As she looked into Miss Starling’s glittering eyes and waited, she knew it was coming. Soon. And her heart ached.
‘Miss Starling?’ Anthony Grover broke the silence, his voice puzzled and slightly worried.
‘Hmm?’ Jenny started and stared blankly at Anthony. Then she shook her head. ‘Oh, I’m so sorry, Mr Grover,’ she murmured solicitously. ‘We shouldn’t really keep you,’ she added warmly, and Lady Vee twigged at once. She rose and pulled the bell rope.
‘It is getting late, and I know how much we need our beauty sleep these days,’ she said, the picture of a concerned hostess. ‘Mr Grover, we can’t thank you enough for what you’ve done for us. I can’t explain everything now, of course, but….’ She caught Miss Starling’s eye. ‘Perhaps I can call on you sometime soon and then we can have a little chat?’
Meecham arrived at that moment and Anthony Grover rose painfully to his feet, looking a little bemused, but knowing a gracious dismissal when he heard it. ‘Thank you, your ladyship. I was glad I could be of service.’
‘It’s we who should thank you,’ Avonsleigh said, holding out his hand.
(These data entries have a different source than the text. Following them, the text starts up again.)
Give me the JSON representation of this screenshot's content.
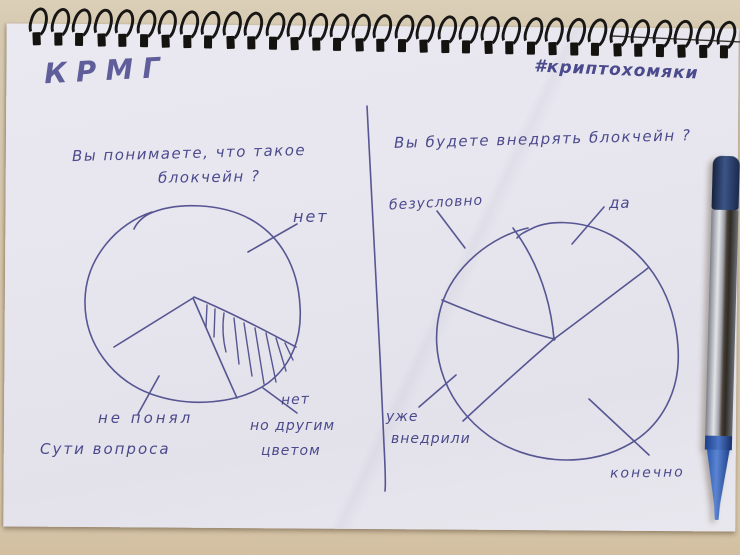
{
  "photo": {
    "brand": "КРМГ",
    "hashtag": "#криптохомяки",
    "ink_color": "#3d3d85",
    "paper_color": "#e7e5ed",
    "desk_color": "#d3c4a9",
    "binding_color": "#181715",
    "pen_color": "#2250a8"
  },
  "left_chart": {
    "title_line1": "Вы понимаете, что такое",
    "title_line2": "блокчейн ?",
    "label_no": "нет",
    "label_misunderstood_line1": "не понял",
    "label_misunderstood_line2": "Сути вопроса",
    "label_other_color_line1": "нет",
    "label_other_color_line2": "но другим",
    "label_other_color_line3": "цветом"
  },
  "right_chart": {
    "title": "Вы будете внедрять блокчейн ?",
    "label_certainly": "безусловно",
    "label_yes": "да",
    "label_already_line1": "уже",
    "label_already_line2": "внедрили",
    "label_of_course": "конечно"
  },
  "chart_data": [
    {
      "type": "pie",
      "title": "Вы понимаете, что такое блокчейн?",
      "style": "hand-drawn ink sketch",
      "legend_position": "callout-labels",
      "slices": [
        {
          "label": "нет",
          "percent": 66,
          "fill": "none"
        },
        {
          "label": "не понял сути вопроса",
          "percent": 23,
          "fill": "none"
        },
        {
          "label": "нет, но другим цветом",
          "percent": 11,
          "fill": "diagonal-hatch"
        }
      ]
    },
    {
      "type": "pie",
      "title": "Вы будете внедрять блокчейн?",
      "style": "hand-drawn ink sketch",
      "legend_position": "callout-labels",
      "slices": [
        {
          "label": "безусловно",
          "percent": 14,
          "fill": "none"
        },
        {
          "label": "да",
          "percent": 20,
          "fill": "none"
        },
        {
          "label": "конечно",
          "percent": 49,
          "fill": "none"
        },
        {
          "label": "уже внедрили",
          "percent": 17,
          "fill": "none"
        }
      ]
    }
  ]
}
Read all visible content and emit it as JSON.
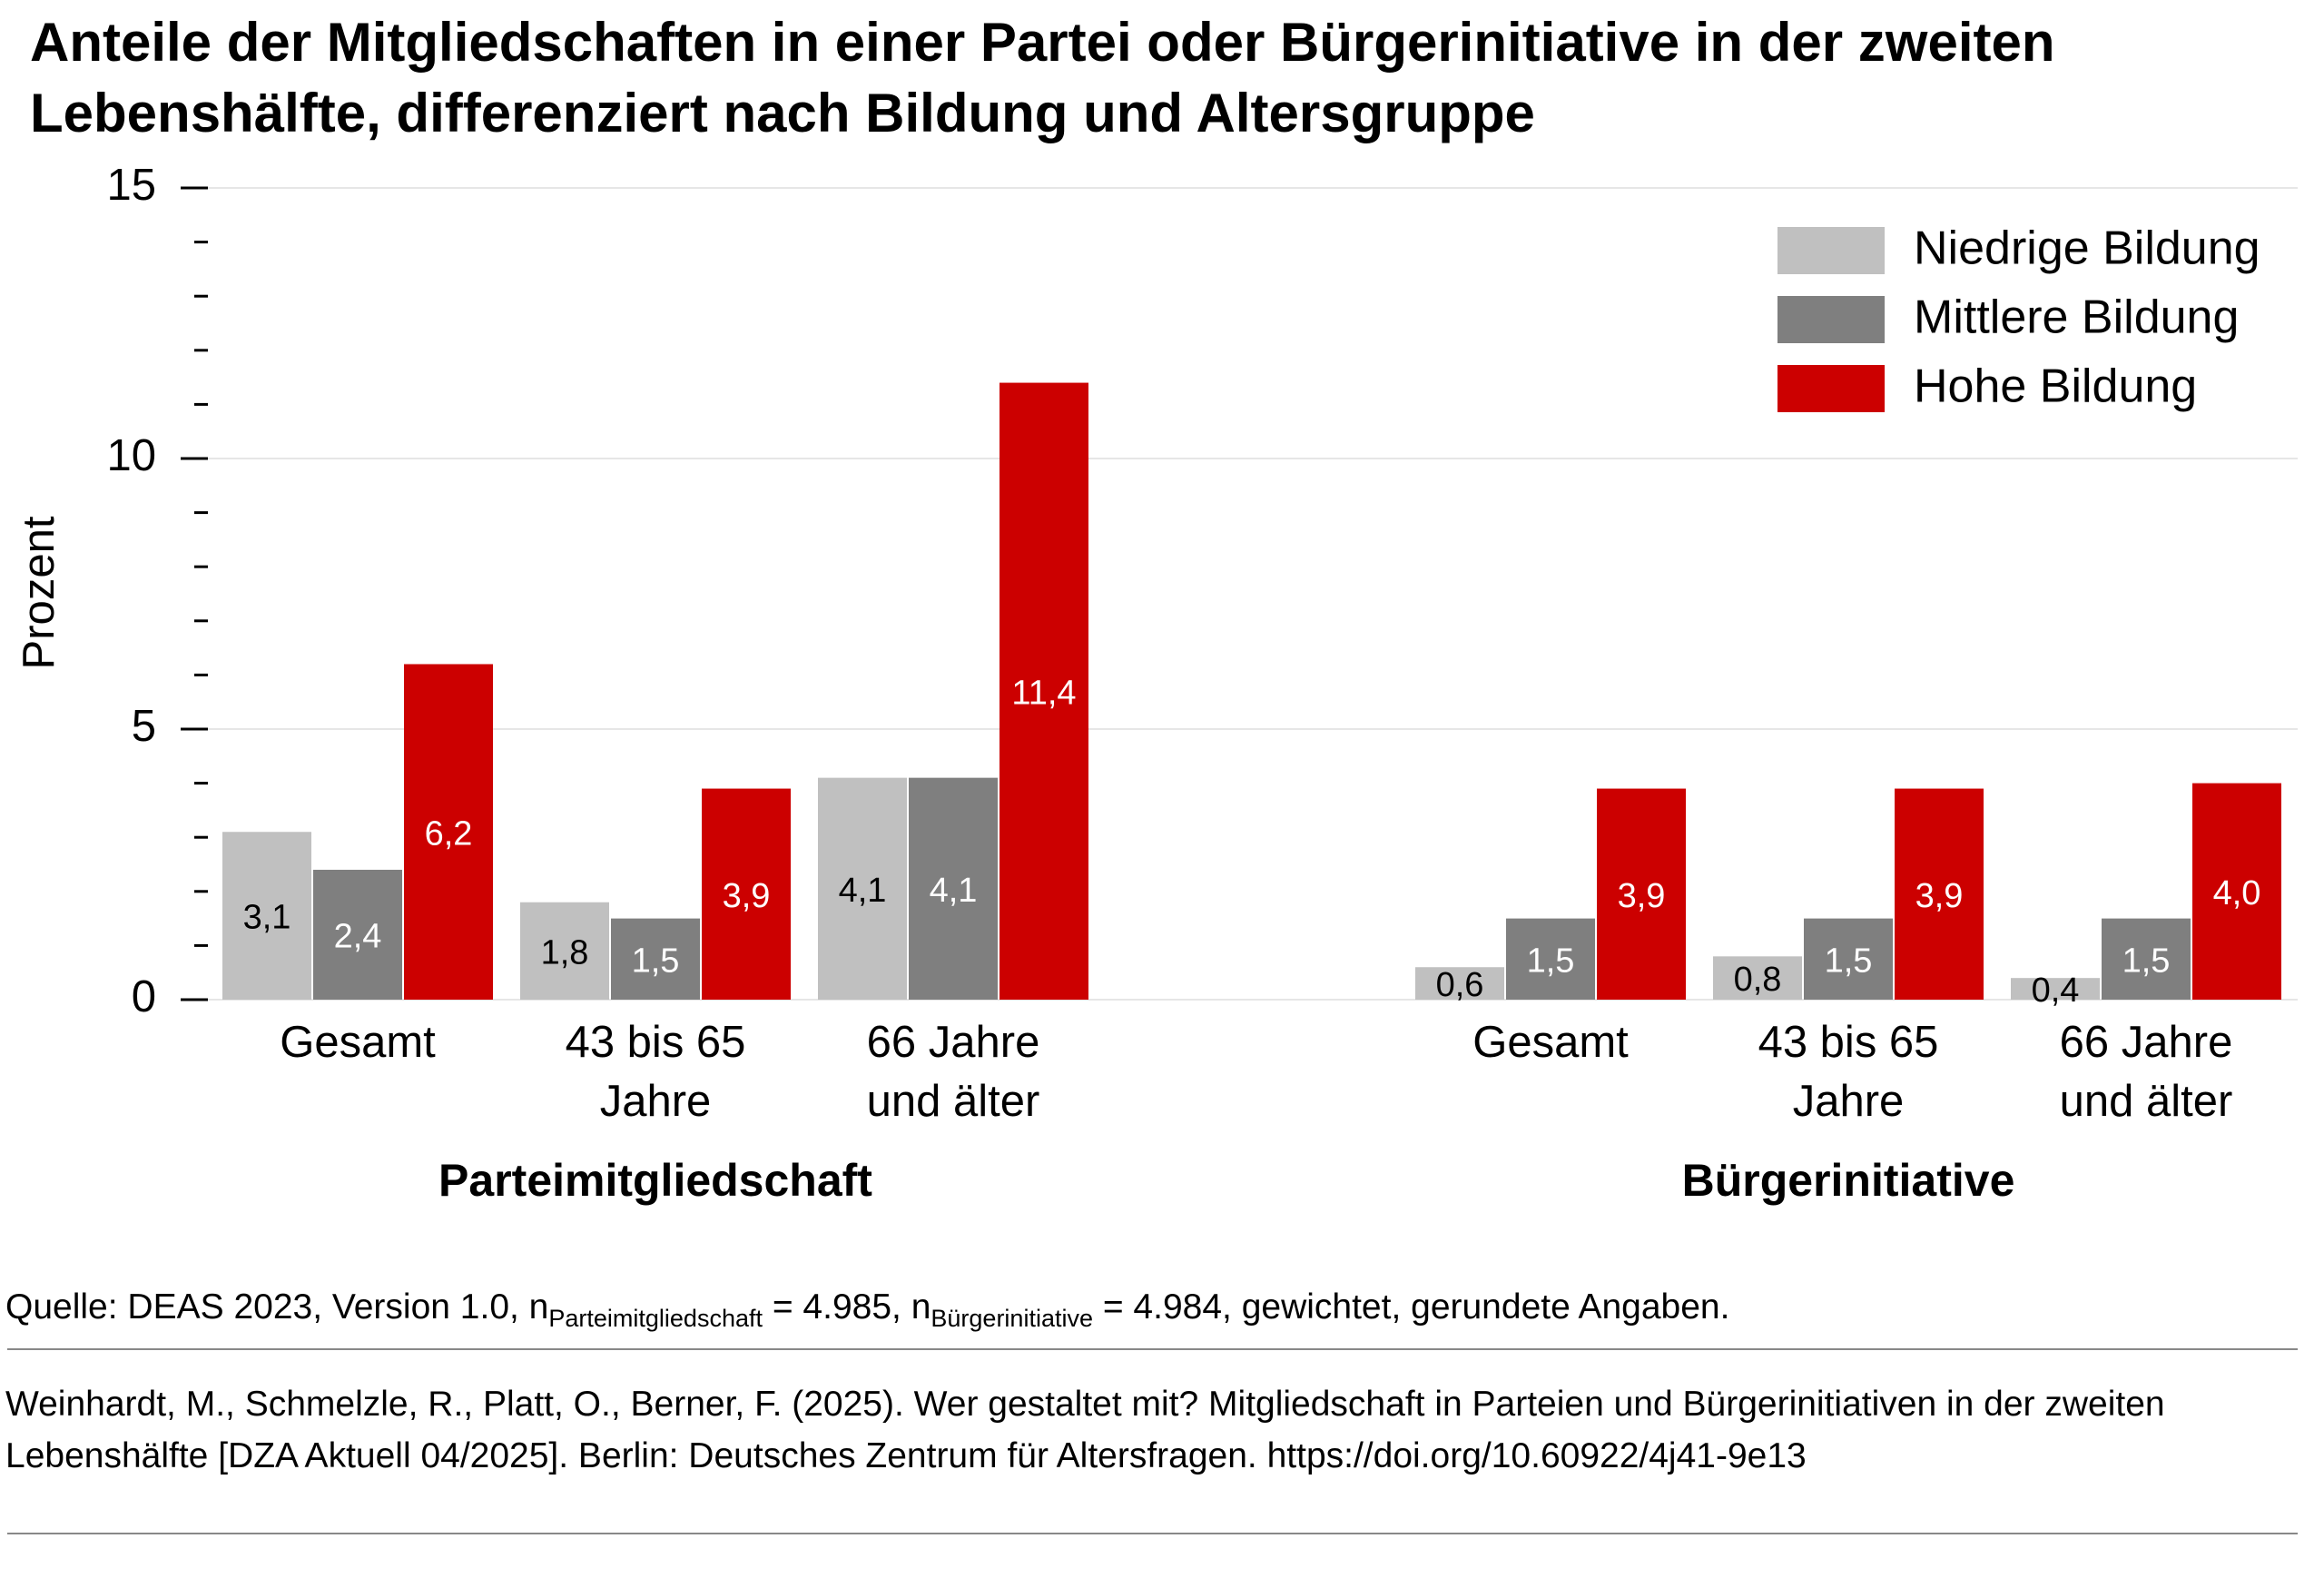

A little flustered, Anthony shook it, and Meecham escorted the old ma
n out. ‘The car will take you back, Mr Grover,’ his lordship assured him, and gave a glance to Meecham, who nodded.
When they were alone again, Lady Vee glanced at her husband, then at her cook. Without a word, the three returned to their chairs and sat down.
Jenny said again, ‘Good grief. It’s so simple. I just can’t believe how simple it all is.’
His lordship stared at her. He was not quite as quick on the uptake as his wife. ‘You mean you know how it was done?’ he squeaked, his voice incredulous. To him, the problem had seemed beyond solving.
Jenny nodded. ‘Oh yes,’ she said artlessly. ‘And I can’t believe that I didn’t think of it before,’ she added, beginning to sound angry at herself. ‘I’m such a dunce. It was all so easy.’
This time it was his lordship’s turn. ‘Good grief,’ he said. ‘Was it?’
Jenny nodded. ‘And now,’ she said coldly, her voice becoming icy with determination, ‘all that’s left is to get the proof.’
Lady Vee leaned back in her chair. She felt chilly. ‘How are you going to do that?’ she asked, squashing – for the moment – her rabid curiosity. ‘I mean, murder is hard to prove, isn’t it? How are you going to gather enough evidence to convince a jury?’ she wondered aloud. She, too, had been beginning to think that the killer of Ava Simmons was going to be too clever for them.
But no longer.
‘Basil Simmons is going to get all the evidence I need for me,’ Jenny said determinedly, a hard glint in her lovely blue eyes.
‘Good grief,’ Lady Vee echoed. She reached across, grabbed a cushion and put it behind her back. Then she shuffled in her seat, retrieved the tortoise from behind her back and reached for a more comfortable cushion. This time made of feathers, not of reptile.
‘But how was it done?’ Avonsleigh demanded, not sure yet whether their total faith in the cook was justified. Besides which, he, too, was feverishly curious.
So Jenny told them how it was done.
When she was finished, they managed it in unison. ‘Good grief!’